Le grandi piattaforme non possono più essere considerate attori come gli altri, che competono ad armi pari in un libero mercato delle idee e la tradizione giuridica americana, che fa valere la libertà di espressione solo in senso verticale (quando un privato la vede limitata da un potere pubblico) dovrebbe invece farla valere anche orizzontalmente, quando uno degli attori privati detiene un potere tale da poter essere paragonato allo Stato. Ancora nel 2017, però, nella sentenza Packingham vs.
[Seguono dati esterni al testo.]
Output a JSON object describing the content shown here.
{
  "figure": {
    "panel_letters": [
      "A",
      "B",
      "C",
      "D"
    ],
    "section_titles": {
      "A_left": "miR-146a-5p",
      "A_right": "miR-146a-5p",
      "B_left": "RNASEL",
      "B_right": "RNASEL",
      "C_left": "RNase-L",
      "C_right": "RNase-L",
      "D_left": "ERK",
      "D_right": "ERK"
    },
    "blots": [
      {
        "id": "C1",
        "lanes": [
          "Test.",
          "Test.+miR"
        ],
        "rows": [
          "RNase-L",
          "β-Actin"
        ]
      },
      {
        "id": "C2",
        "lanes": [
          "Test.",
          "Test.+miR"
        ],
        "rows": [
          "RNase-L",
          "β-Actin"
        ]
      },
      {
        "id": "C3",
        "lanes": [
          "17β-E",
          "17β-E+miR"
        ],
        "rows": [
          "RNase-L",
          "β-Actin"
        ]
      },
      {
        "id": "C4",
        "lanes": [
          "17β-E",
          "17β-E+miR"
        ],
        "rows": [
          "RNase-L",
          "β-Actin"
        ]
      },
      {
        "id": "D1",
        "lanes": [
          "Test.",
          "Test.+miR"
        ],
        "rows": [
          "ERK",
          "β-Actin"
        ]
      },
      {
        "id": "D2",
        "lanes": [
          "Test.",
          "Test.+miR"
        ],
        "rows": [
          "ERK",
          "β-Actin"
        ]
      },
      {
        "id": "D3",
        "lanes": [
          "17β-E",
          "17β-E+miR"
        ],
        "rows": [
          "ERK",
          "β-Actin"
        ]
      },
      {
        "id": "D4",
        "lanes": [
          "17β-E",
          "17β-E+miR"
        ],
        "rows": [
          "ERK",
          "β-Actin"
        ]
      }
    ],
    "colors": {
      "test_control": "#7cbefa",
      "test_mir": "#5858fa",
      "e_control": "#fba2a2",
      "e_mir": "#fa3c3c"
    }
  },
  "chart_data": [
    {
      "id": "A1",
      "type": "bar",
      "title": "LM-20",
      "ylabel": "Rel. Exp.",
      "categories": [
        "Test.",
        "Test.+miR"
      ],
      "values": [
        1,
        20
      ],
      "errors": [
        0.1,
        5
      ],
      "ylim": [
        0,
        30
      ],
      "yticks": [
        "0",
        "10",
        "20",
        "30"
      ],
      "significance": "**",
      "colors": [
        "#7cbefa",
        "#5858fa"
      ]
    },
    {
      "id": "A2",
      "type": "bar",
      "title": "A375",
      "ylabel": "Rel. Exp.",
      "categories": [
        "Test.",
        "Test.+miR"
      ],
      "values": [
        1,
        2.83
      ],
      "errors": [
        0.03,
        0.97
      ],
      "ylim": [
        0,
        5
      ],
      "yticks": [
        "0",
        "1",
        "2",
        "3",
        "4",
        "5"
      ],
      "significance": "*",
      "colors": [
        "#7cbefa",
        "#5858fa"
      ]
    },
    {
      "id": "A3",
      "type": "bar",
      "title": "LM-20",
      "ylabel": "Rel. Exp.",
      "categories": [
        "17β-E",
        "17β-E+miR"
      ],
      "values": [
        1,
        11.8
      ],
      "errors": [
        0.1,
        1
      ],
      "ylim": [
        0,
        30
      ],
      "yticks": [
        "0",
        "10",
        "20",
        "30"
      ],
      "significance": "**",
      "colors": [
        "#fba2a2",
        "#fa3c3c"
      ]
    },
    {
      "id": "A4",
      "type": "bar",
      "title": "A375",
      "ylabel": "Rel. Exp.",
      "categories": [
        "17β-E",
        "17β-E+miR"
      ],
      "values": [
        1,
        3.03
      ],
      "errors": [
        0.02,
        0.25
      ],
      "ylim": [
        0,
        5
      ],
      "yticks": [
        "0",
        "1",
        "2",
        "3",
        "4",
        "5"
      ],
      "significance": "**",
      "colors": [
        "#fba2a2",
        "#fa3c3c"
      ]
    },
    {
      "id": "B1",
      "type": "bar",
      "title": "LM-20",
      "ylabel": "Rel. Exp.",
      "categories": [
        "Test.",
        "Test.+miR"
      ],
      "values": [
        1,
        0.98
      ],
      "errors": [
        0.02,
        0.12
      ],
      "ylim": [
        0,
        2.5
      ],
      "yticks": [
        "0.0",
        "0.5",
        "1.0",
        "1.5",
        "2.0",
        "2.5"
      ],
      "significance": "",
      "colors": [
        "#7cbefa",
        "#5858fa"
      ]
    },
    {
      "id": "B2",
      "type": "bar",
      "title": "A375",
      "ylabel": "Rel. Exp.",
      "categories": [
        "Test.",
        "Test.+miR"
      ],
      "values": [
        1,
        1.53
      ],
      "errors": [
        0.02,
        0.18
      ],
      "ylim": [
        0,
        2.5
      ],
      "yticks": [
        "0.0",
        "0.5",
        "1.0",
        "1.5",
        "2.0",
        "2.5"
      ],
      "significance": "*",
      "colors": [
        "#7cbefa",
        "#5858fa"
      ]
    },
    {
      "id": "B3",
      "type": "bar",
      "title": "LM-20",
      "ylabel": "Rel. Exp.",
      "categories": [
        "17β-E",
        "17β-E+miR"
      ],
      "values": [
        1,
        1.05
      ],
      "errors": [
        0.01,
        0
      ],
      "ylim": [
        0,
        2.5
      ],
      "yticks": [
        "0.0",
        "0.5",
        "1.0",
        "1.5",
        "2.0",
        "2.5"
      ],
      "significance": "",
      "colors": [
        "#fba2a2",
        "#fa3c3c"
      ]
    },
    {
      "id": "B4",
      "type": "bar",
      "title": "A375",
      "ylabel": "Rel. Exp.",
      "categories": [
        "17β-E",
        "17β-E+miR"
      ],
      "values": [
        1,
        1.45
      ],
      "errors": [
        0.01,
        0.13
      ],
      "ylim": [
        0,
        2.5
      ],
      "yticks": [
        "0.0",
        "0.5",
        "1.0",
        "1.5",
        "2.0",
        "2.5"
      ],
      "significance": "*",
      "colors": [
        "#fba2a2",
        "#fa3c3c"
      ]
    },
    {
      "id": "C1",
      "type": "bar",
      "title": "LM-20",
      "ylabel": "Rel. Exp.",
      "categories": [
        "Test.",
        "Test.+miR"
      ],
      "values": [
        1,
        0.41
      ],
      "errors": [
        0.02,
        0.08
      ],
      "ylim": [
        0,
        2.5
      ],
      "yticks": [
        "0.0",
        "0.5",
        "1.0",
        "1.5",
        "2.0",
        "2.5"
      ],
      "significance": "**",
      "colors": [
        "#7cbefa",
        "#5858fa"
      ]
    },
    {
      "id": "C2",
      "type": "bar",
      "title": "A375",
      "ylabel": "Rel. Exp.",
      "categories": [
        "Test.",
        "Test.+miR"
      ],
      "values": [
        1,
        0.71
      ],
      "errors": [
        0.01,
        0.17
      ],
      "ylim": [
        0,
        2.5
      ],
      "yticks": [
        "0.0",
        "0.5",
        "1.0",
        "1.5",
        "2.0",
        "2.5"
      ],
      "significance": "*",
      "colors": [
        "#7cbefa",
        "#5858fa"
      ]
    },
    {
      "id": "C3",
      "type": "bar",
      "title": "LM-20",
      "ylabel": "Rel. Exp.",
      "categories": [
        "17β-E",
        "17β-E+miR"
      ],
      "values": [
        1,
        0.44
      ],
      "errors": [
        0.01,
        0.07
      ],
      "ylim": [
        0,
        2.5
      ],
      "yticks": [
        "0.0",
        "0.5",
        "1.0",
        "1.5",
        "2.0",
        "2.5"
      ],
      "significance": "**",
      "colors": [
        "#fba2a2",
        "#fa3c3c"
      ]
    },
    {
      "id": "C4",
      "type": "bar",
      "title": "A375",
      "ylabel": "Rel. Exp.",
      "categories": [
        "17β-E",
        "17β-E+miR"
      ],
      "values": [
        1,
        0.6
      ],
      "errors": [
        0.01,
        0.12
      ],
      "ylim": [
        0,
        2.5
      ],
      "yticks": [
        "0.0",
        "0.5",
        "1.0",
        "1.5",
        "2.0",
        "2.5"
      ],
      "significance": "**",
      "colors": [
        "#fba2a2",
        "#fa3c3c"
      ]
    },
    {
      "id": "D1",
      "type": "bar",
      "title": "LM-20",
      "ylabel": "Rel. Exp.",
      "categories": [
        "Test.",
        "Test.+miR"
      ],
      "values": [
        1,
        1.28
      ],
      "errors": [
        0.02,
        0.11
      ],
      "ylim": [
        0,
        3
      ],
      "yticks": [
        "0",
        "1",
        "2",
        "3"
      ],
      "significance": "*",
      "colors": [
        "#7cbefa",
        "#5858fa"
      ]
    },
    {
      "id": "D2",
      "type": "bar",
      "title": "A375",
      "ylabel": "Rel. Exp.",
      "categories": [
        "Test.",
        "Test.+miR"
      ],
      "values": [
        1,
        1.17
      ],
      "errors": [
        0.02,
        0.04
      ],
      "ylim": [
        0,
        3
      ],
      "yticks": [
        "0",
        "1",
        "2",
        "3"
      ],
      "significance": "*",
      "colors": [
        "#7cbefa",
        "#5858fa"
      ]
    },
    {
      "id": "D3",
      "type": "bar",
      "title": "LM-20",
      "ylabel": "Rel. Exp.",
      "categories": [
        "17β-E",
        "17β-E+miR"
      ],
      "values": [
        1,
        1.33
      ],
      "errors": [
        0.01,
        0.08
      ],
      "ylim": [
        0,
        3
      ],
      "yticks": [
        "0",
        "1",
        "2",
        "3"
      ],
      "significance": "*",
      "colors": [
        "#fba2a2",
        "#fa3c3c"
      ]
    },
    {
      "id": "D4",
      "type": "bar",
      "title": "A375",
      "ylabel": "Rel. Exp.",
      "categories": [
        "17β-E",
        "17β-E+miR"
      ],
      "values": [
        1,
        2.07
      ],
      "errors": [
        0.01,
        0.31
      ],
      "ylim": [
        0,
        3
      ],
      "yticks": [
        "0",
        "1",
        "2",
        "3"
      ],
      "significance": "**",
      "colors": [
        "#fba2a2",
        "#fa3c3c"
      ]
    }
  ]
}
North Carolina i social network sono definiti il nuovo libero mercato delle idee, lasciando poco spazio alla speranza che tale mercato possa essere in qualche modo regolamentato (anche solo imponendo seri obblighi di rimozione del materiale fraudolento o pericoloso, come accade per esempio in Germania).
 
In Europa la situazione è più fluida, perché la tradizione giurisprudenziale prevede un certo bilanciamento tra i diversi diritti, ma le pressioni per adottare una visione vicina a quella americana sono comunque forti.  «Nel dibattito», afferma ancora Pollicino, «c’è un convitato di pietra: la direttiva 31 del 2000 che, agli albori del fenomeno dei social network, li parifica ai service o hosting provider di quegli anni, negando sostanzialmente ogni responsabilità sui contenuti postati. Alcune recenti legislazioni (o proposte legislative) dell’Unione europea su tutela antiterorristica, disciplina dell’audiovisivo e copyright stanno erodendo la direttiva, ma senza metterla direttamente in discussione. Forse è venuto il momento di farlo».
 
La strada giusta, secondo gli autori, potrebbe essere la tematizzazione della regolamentazione di Internet non come una questione di libertà di espressione, ma di libertà di iniziativa economica. «Quello che le piattaforme, in realtà, non vogliono fare», spiega Pollicino, «è cambiare il loro modello di business: il controllo dei contenuti è costoso e potrebbe scoraggiare alcuni dall’utilizzo delle piattaforme. Ma la libertà di iniziativa economica, per quanto tutelata, non è sovraordinata alle altre libertà in nessun ordinamento e dovrebbe, dunque essere controbilanciata dai diritti alla privacy, alla sicurezza, alla reputazione, alla tutela dei minori». Il concorso di idee è dunque aperto e la retorica della assolutizzazione dei diritti fondamentali spesso controproducente. Quale metafora consentirebbe di tematizzare la questione in questi termini? «Certamente l’importazione in Europa della metafora statunitense del free marketplace of ideas, decontestualizzandola dai paradigmi costituzionali che ne fanno da cornice (Libertà in Usa e dignità in Europa) può essere assai rischioso», conclude Pollicino.
 
Alessandro Morelli, Oreste Pollicino, Metaphors, Judicial Frames and Fundamental Right in Cyberspace, forthcoming in American Journal of Comparative Law.